Friday 13 July 2012

Threat against Michelle Obama revealed



The Washington Post (July 12, 2012) is reporting that a Washington, D.C. Police officer has made a “credible” threat to shoot First Lady Michelle Obama. The threat is considered credible because this particular officer, whose identity has not yet been revealed, has served as an armed motorcycle escort for Ms. Obama on a number of occasions.
The officer was not only over-heard making the threat, but also purportedly showed pictures of the weapon he intended to use via cell phone pictures.
The officer has been relieved of duty by the D.C. Police Department. D.C. police spokeswoman Gwendolyn Crump said: “We received an allegation that inappropriate comments were made. We are currently investigating the nature of those comments."
The Secret Service is taking the threat seriously, conducting its own investigation. Secret Service spokesman Edwin Donovan indicated that the agency would “take appropriate follow-up steps.”
This latest threat against the Obamas comes as no great surprise to people of a certain age, Baby Boomers in general, and black Baby Boomers in particular. Many of us were against President Obama's candidacy not because of any lack of qualifications or even policy differences. We remember clearly the turbulent 1960s, the Assassination Decade, when political leaders and social activists were almost routinely attacked, killed or grievously maimed. Here's a short (by no means exhaustive) list of some of those people:
June, 1963 – Medgar Evers, National Secretary, NAACP. Medgar Evers was shot down in his driveway in Mississippi for his indefatigable efforts to register black Mississippians to vote and for challenging the Jim Crow segregationist laws and practices of that state and the entire south. His was the first of a series of murders of men who fought to uplift black people out of the centuries-old oppression and suppression of the American apartheid state.
November, 1963 – John F. Kennedy, President. Even though I was only 14 when Kennedy was killed, I recognized that his murder was a turning point in this nation-state's history. He was only the third president to be killed while in office – following Lincoln and McKinley. Hardly any Americans at the time believed or accepted the “official” version of his assassination (lone wolf killer with communist sympathies).
1965 – Malcolm X, Nation of Islam Leader and defector therefrom.
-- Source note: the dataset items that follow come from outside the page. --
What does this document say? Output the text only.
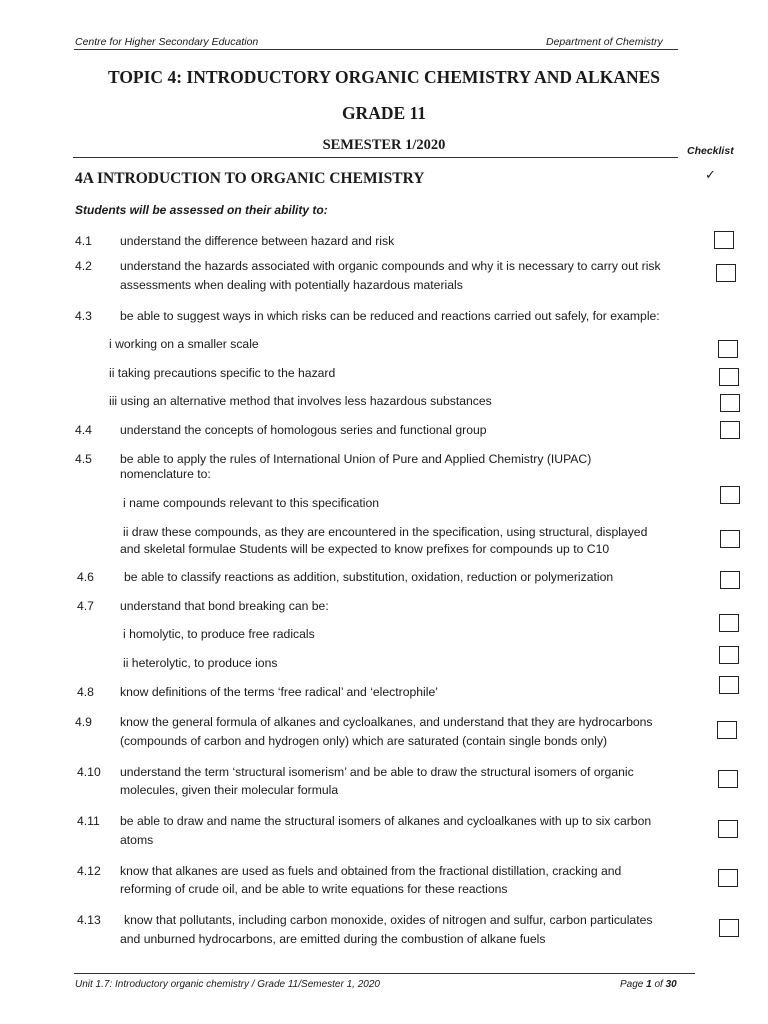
Centre for Higher Secondary Education	Department of Chemistry
TOPIC 4: INTRODUCTORY ORGANIC CHEMISTRY AND ALKANES
GRADE 11
SEMESTER 1/2020	Checklist
4A INTRODUCTION TO ORGANIC CHEMISTRY	✓
Students will be assessed on their ability to:
4.1 understand the difference between hazard and risk
4.2 understand the hazards associated with organic compounds and why it is necessary to carry out risk
assessments when dealing with potentially hazardous materials
4.3 be able to suggest ways in which risks can be reduced and reactions carried out safely, for example:
i working on a smaller scale
ii taking precautions specific to the hazard
iii using an alternative method that involves less hazardous substances
4.4 understand the concepts of homologous series and functional group
4.5 be able to apply the rules of International Union of Pure and Applied Chemistry (IUPAC)
nomenclature to:
i name compounds relevant to this specification
ii draw these compounds, as they are encountered in the specification, using structural, displayed
and skeletal formulae Students will be expected to know prefixes for compounds up to C10
4.6 be able to classify reactions as addition, substitution, oxidation, reduction or polymerization
4.7 understand that bond breaking can be:
i homolytic, to produce free radicals
ii heterolytic, to produce ions
4.8 know definitions of the terms ‘free radical’ and ‘electrophile’
4.9 know the general formula of alkanes and cycloalkanes, and understand that they are hydrocarbons
(compounds of carbon and hydrogen only) which are saturated (contain single bonds only)
4.10 understand the term ‘structural isomerism’ and be able to draw the structural isomers of organic
molecules, given their molecular formula
4.11 be able to draw and name the structural isomers of alkanes and cycloalkanes with up to six carbon
atoms
4.12 know that alkanes are used as fuels and obtained from the fractional distillation, cracking and
reforming of crude oil, and be able to write equations for these reactions
4.13 know that pollutants, including carbon monoxide, oxides of nitrogen and sulfur, carbon particulates
and unburned hydrocarbons, are emitted during the combustion of alkane fuels
Unit 1.7: Introductory organic chemistry / Grade 11/Semester 1, 2020	Page 1 of 30
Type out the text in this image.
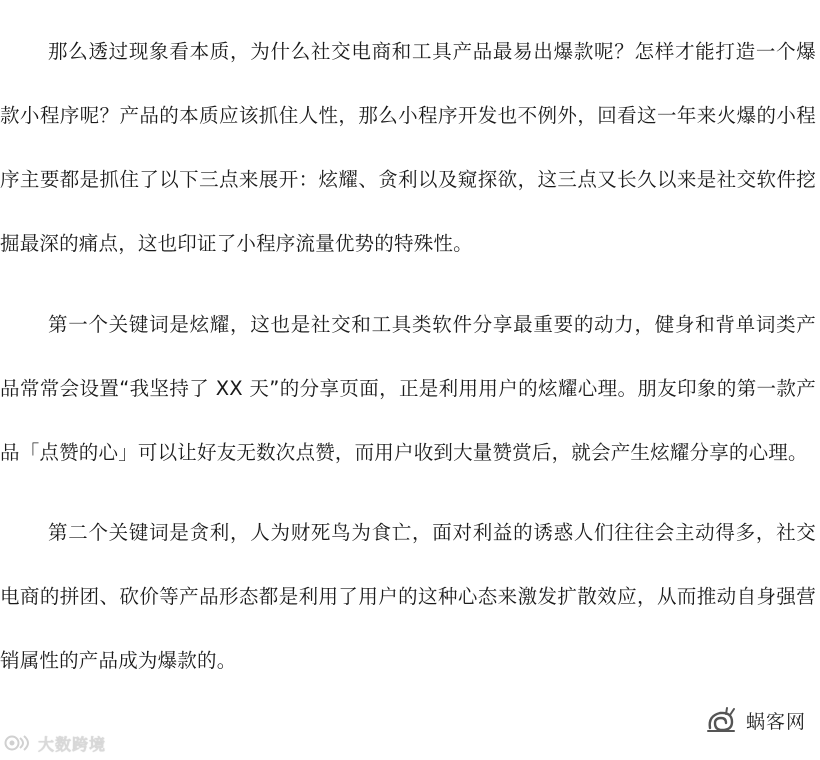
那么透过现象看本质，为什么社交电商和工具产品最易出爆款呢？怎样才能打造一个爆款小程序呢？产品的本质应该抓住人性，那么小程序开发也不例外，回看这一年来火爆的小程序主要都是抓住了以下三点来展开：炫耀、贪利以及窥探欲，这三点又长久以来是社交软件挖掘最深的痛点，这也印证了小程序流量优势的特殊性。

第一个关键词是炫耀，这也是社交和工具类软件分享最重要的动力，健身和背单词类产品常常会设置“我坚持了 XX 天”的分享页面，正是利用用户的炫耀心理。朋友印象的第一款产品「点赞的心」可以让好友无数次点赞，而用户收到大量赞赏后，就会产生炫耀分享的心理。

第二个关键词是贪利，人为财死鸟为食亡，面对利益的诱惑人们往往会主动得多，社交电商的拼团、砍价等产品形态都是利用了用户的这种心态来激发扩散效应，从而推动自身强营销属性的产品成为爆款的。

大数跨境
蜗客网
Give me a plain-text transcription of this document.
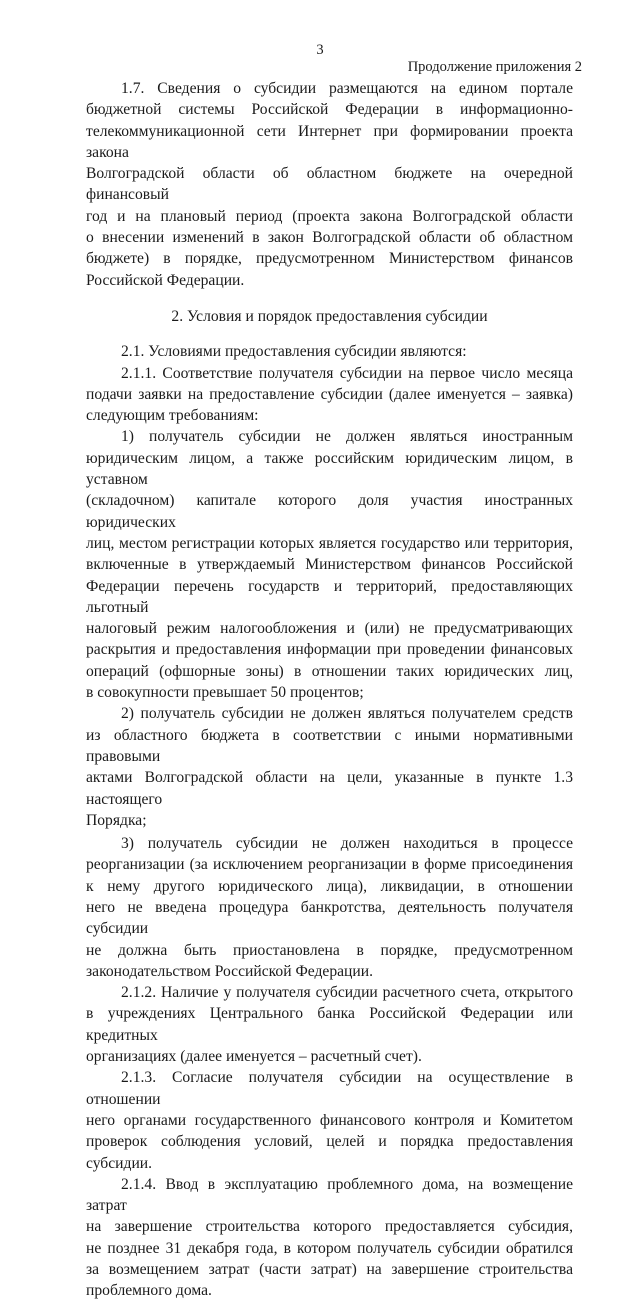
3
Продолжение приложения 2

1.7. Сведения о субсидии размещаются на едином портале

бюджетной системы Российской Федерации в информационно-

телекоммуникационной сети Интернет при формировании проекта закона

Волгоградской области об областном бюджете на очередной финансовый

год и на плановый период (проекта закона Волгоградской области

о внесении изменений в закон Волгоградской области об областном

бюджете) в порядке, предусмотренном Министерством финансов

Российской Федерации.

2. Условия и порядок предоставления субсидии

2.1. Условиями предоставления субсидии являются:

2.1.1. Соответствие получателя субсидии на первое число месяца

подачи заявки на предоставление субсидии (далее именуется – заявка)

следующим требованиям:

1) получатель субсидии не должен являться иностранным

юридическим лицом, а также российским юридическим лицом, в уставном

(складочном) капитале которого доля участия иностранных юридических

лиц, местом регистрации которых является государство или территория,

включенные в утверждаемый Министерством финансов Российской

Федерации перечень государств и территорий, предоставляющих льготный

налоговый режим налогообложения и (или) не предусматривающих

раскрытия и предоставления информации при проведении финансовых

операций (офшорные зоны) в отношении таких юридических лиц,

в совокупности превышает 50 процентов;

2) получатель субсидии не должен являться получателем средств

из областного бюджета в соответствии с иными нормативными правовыми

актами Волгоградской области на цели, указанные в пункте 1.3 настоящего

Порядка;

3) получатель субсидии не должен находиться в процессе

реорганизации (за исключением реорганизации в форме присоединения

к нему другого юридического лица), ликвидации, в отношении

него не введена процедура банкротства, деятельность получателя субсидии

не должна быть приостановлена в порядке, предусмотренном

законодательством Российской Федерации.

2.1.2. Наличие у получателя субсидии расчетного счета, открытого

в учреждениях Центрального банка Российской Федерации или кредитных

организациях (далее именуется – расчетный счет).

2.1.3. Согласие получателя субсидии на осуществление в отношении

него органами государственного финансового контроля и Комитетом

проверок соблюдения условий, целей и порядка предоставления субсидии.

2.1.4. Ввод в эксплуатацию проблемного дома, на возмещение затрат

на завершение строительства которого предоставляется субсидия,

не позднее 31 декабря года, в котором получатель субсидии обратился

за возмещением затрат (части затрат) на завершение строительства

проблемного дома.
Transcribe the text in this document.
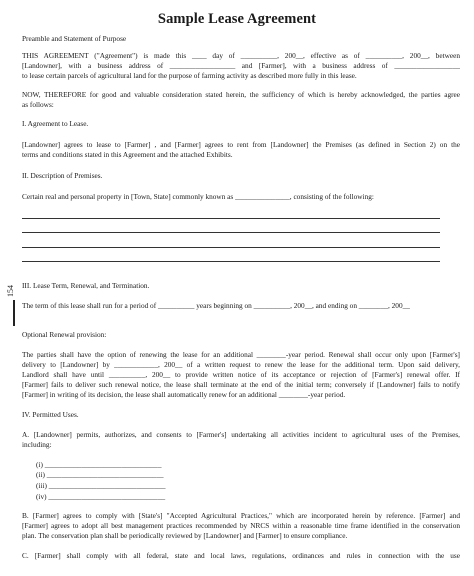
Sample Lease Agreement
154
Preamble and Statement of Purpose
THIS AGREEMENT ("Agreement") is made this ____ day of __________, 200__, effective as of __________, 200__, between
[Landowner], with a business address of __________________ and [Farmer], with a business address of __________________
to lease certain parcels of agricultural land for the purpose of farming activity as described more fully in this lease.
NOW, THEREFORE for good and valuable consideration stated herein, the sufficiency of which is hereby acknowledged, the parties agree
as follows:
I. Agreement to Lease.
[Landowner] agrees to lease to [Farmer] , and [Farmer] agrees to rent from [Landowner] the Premises (as defined in Section 2) on the
terms and conditions stated in this Agreement and the attached Exhibits.
II. Description of Premises.
Certain real and personal property in [Town, State] commonly known as _______________, consisting of the following:
III. Lease Term, Renewal, and Termination.
The term of this lease shall run for a period of __________ years beginning on __________, 200__, and ending on ________, 200__
Optional Renewal provision:
The parties shall have the option of renewing the lease for an additional ________-year period. Renewal shall occur only upon [Farmer's]
delivery to [Landowner] by ____________, 200__ of a written request to renew the lease for the additional term. Upon said delivery,
Landlord shall have until __________, 200__ to provide written notice of its acceptance or rejection of [Farmer's] renewal offer. If
[Farmer] fails to deliver such renewal notice, the lease shall terminate at the end of the initial term; conversely if [Landowner] fails to notify
[Farmer] in writing of its decision, the lease shall automatically renew for an additional ________-year period.
IV. Permitted Uses.
A. [Landowner] permits, authorizes, and consents to [Farmer's] undertaking all activities incident to agricultural uses of the Premises,
including:
(i) ________________________________
(ii) ________________________________
(iii) ________________________________
(iv) ________________________________
B. [Farmer] agrees to comply with [State's] "Accepted Agricultural Practices," which are incorporated herein by reference. [Farmer] and
[Farmer] agrees to adopt all best management practices recommended by NRCS within a reasonable time frame identified in the conservation
plan. The conservation plan shall be periodically reviewed by [Landowner] and [Farmer] to ensure compliance.
C. [Farmer] shall comply with all federal, state and local laws, regulations, ordinances and rules in connection with the use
Malcolm was just coming into his own as a true national and international leader of disaffected black people, having severed all ties with the Nation of Islam and its mercurial leader Elijah Mohammad. The trial of his murderers revealed that it was, in fact, the Nation which had had him killed.
April, 1968 – Martin Luther King, Jr. Having been born in the deep south and witness to two lynchings of black men, my mother often wondered not if but when “they” would kill Dr. King. When it finally happened, I was on campus at Indiana University. I called her that night to commiserate our sorrow, anger and grief. Her only comment about the assassination: “I'm surprised it took 'em this long to get him.” Later in that same conversation, she advised me “to be especially careful down there” (southern Indiana where a new version of the Ku Klux Klan was resurgent).
June, 1968 – Robert F. Kennedy, Brother of JFK, former Attorney General and sitting Senator from New York. This one put a cap on the whole decade. It was pretty clear that had he lived he would have become president and changed the course of U.S. History – for the better. His whole agenda was about helping poor people; about continuing and reviving the legacy of both his brother and Dr. King. Ironically, he announced to an unknowing crowd of black people in Indianapolis on April 4, 1968, that Dr. King had been shot and killed. He also said in that speech that we must not hate our white brothers; that someday, perhaps in 40 years or so, he could envision that there might even be a black president.
Obviously, Robert Kennedy was prescient in his vision, for exactly 40 years later, the Age of Obama began. It's also clear that we may be on the verge of a new age of political terrorism. The hatred of Obama and all that he represents runs deep into the very soul of this country. There are those who have determined that his presence, his family's presence, in the White House is simply unacceptable and will do everything – anything – to remove the blot he represents on the “American” self-image.